Tools like ZAPPA and Serverless Framework can help you put it all together with minimal effort. I'll cover the required steps in Zappa below, but the process is much the same using other similar tools. Both produce the same end state, doing most of the heavy lifting for you.

The steps are:

  1. Install and setup AWS CLI (pip install awscli; aws configure).
  2. Install and initialize Zappa (pip install zappa; zappa init)
  3. Deploy your application (zappa deploy)
    • This wraps up your python dependencies, deploys it on Lambda and configures the API Gateway entrypoint
  4. Setup and certify a domain
    1. Create a hosted zone (aws route53 create-hosted-zone ...)
    2. Request a certificate (aws acm request-certificate ...)
    3. Add "domain" and "certificate_arn" to zappa_settings.json
    4. Certify (zappa certify)
      • These steps complete your setup, by adding a route 53 and a CloudFront distribution to serve your code on own domain (over https://).

That's it**, your Django application is hosted on Lambda.

** You will need to correct your ALLOWED_HOSTS Django setting to include your new domain.

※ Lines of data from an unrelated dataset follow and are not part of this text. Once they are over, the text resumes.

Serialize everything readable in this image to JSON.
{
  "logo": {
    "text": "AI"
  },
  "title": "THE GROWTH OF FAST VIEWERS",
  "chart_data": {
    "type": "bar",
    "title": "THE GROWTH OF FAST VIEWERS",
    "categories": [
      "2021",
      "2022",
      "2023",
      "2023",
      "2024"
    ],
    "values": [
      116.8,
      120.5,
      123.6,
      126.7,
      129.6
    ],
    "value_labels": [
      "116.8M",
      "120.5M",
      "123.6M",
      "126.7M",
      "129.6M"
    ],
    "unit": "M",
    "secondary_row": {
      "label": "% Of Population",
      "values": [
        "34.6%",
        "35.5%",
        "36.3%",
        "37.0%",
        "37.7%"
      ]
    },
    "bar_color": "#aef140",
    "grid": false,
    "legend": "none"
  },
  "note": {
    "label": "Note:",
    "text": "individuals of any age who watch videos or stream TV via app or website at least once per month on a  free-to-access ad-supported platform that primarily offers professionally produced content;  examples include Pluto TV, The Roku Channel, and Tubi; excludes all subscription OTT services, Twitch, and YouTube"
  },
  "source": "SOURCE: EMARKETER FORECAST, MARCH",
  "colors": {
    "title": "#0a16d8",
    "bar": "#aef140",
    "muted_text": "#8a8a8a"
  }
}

Appendix - Django on AWS Lambda Scratchpad

See below for exact commands to run complete each step.

1. Setup AWS CLI profile

$ pip install awscli

$ aws configure --profile=awsuser
AWS Secret Access Key [None]: xxxxxxxxxxxxxxxxxxxxxxxxxxxxxxxxxxxxxxxx  
Default region name [None]: ap-southeast-2  
Default output format [None]: json

2. Install and configure Zappa

$ pip install zappa

$ zappa init # Repeatedly press enter to accept all defaults
Okay, here's your zappa_settings.json:
    "dev": {
        "aws_region": "ap-southeast-2",
        "django_settings": "mysite.settings",
        "profile_name": "awsuser",
        "project_name": "mysite",
        "runtime": "python3.6",
        "s3_bucket": "zappa-xxxxxxxxx"

3. Deploy your application

$ zappa deploy dev
Deployment complete!:

At this point your Django application is deployed and accessible on the URL printed from the previous command. But let's move on to a domain of our choise

4.0 Choose and buy your domain

First, choose an available domain and buy it if you don't already own it, then:


4. Create a Route 53 Hosted Zone

$ aws route53 create-hosted-zone \  
  --name $DOMAIN \
  --caller-reference $(date +%Y-%m-%d)

5. Request a certificate from Certificate Manager

$ aws acm request-certificate \
  --region us-east-1 \
  --domain-name $DOMAIN \
  --validation-method EMAIL \
  --subject-alternative-names www.$DOMAIN \
  --domain-validation-options DomainName=$DOMAIN,ValidationDomain=$DOMAIN
    "CertificateArn": "arn:aws:acm:us-east-1:000000000000:certificate/xxxxxxxx-xxxx-xxxx-xxxx-xxxxxxxxxxxx"

6. Add domain and certifacate to zappa_setting.json

Edit zappa_settings.json providing the domain (from step 4) and the certificate_arn (from step 5) so that Zappa can configure API Gateway and Cloudfront for you.

    "dev": {  
        "aws_region": "ap-southeast-2",  
        "django_settings": "mysite.settings",  
        "profile_name": "davur",  
        "project_name": "mysite",  
        "runtime": "python3.6",  
        "s3_bucket": "zappa-xxxxxxxxx",  
        "domain": "",
        "certificate_arn": "arn:aws:acm:us-east-1:000000000000:certificate/xxxxxxxx-xxxx-xxxx-xxxx-xxxxxxxxxxxx"

7. Let Zappa tie it all together

$ zappa certify

That's it.

For future updates to you application you need only run zappa update.